April 6, 2018
A new study co-authored by researchers in the University of North Carolina at Chapel Hill’s Gillings School of Global Public Health is among the first to assess DNA methylation of imprinted genes as a potential biomarker for the progression of cervical dysplasia.
DNA methylation is the process by which methyl groups – made up of carbon and hydrogen atoms – are added to a DNA molecule, changing the activity of a DNA segment and affecting gene expression. In relationship to cervical cancer, differential methylation patterns may help to predict the risk of high-grade cervical intraepithelial neoplasia (CIN), a severe precancerous condition involving abnormal cell growth on the cervix.
The full study that yielded these findings, titled “DNA methylation of imprinted gene control regions in the regression of low-grade cervical lesions,” was published online February 28 by the International Journal of Cancer.
Study co-authors associated with the Gillings School include primary author Ayodele Gomih, PhD, a 2017 alumna who currently is a postdoctoral research associate at the University of Miami’s Miller School of Medicine; Kari E. North, PhD, professor of epidemiology; Michael G. Hudgens, PhD, professor of biostatistics; Jennifer S. Smith, PhD, professor of epidemiology; and Wendy R. Brewster, MD, PhD, adjunct professor of epidemiology, professor of gynecologic oncology and director of the UNC Center for Women’s Health Research. Smith and Brewster both are members of UNC’s Lineberger Comprehensive Cancer Center.

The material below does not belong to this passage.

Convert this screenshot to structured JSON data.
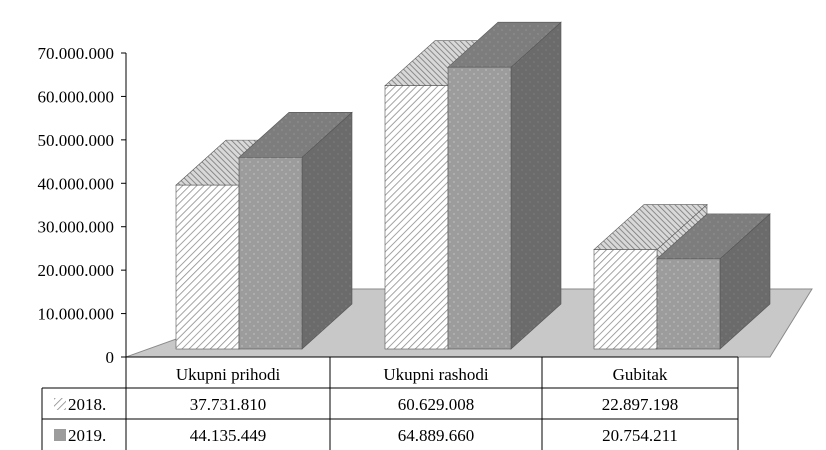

To conduct the CIN Cohort Study (led by study co-authors Catherine Hoyo, PhD, and Susan K. Murphy, PhD), researchers recruited 164 patients with CIN from 10 Duke University clinics. Most participants (80.5 percent) tested positive for infection with human papillomavirus (HPV) at the time of study enrollment. Participants had colposcopies at enrollment and participated in up to five follow-up visits over three years. Using DNA extracted from exfoliated cervical cells, the researchers conducted methylation quantitation and HPV genotyping.
Their analysis revealed that among women with CIN, increased methylation at regulatory regions of the genes IGF2 and Kv was less likely to regress to normal cervical histology compared to regions with lower methylation. These imprinted gene regions, previously implicated in breast, colorectal and other cancers, may be possible targets for assessing the risk of cervical dysplasia progression.
“A major advantage of this study was the ability to prospectively assess the association between methylation markers and CIN,” the study authors wrote.
“In the context of high-risk HPV – the primary cause of invasive cervical cancer – which currently is used for cancer screening, differential methylation patterns may be reflective of responses to persistent HPV infection or other environmental factors that influence host epigenetic responses,” Gomih added. “Defining specific methylation patterns can help characterize higher-risk cases, further supporting the consideration of imprinted gene biomarkers as a screening tool for cervical dysplasia.”
Considering the evidence that altered methylation may play a role in the natural history of CIN, the co-authors proposed larger research studies in the future. These should include an assessment of gene expression changes, they wrote, to confirm the association and determine the efficacy of imprinted gene DMR methylation as a biomarker with the potential to improve cervical cancer screening and early detection.
Other study co-authors included Zhiqing Huang, MD, PhD, David Skaar, PhD, Fidel Valea, MD, Rex C. Bentley, MD, Adriana C. Vidal, PhD, Rachel L. Maguire, MPH, and Randy L. Jirtle, PhD.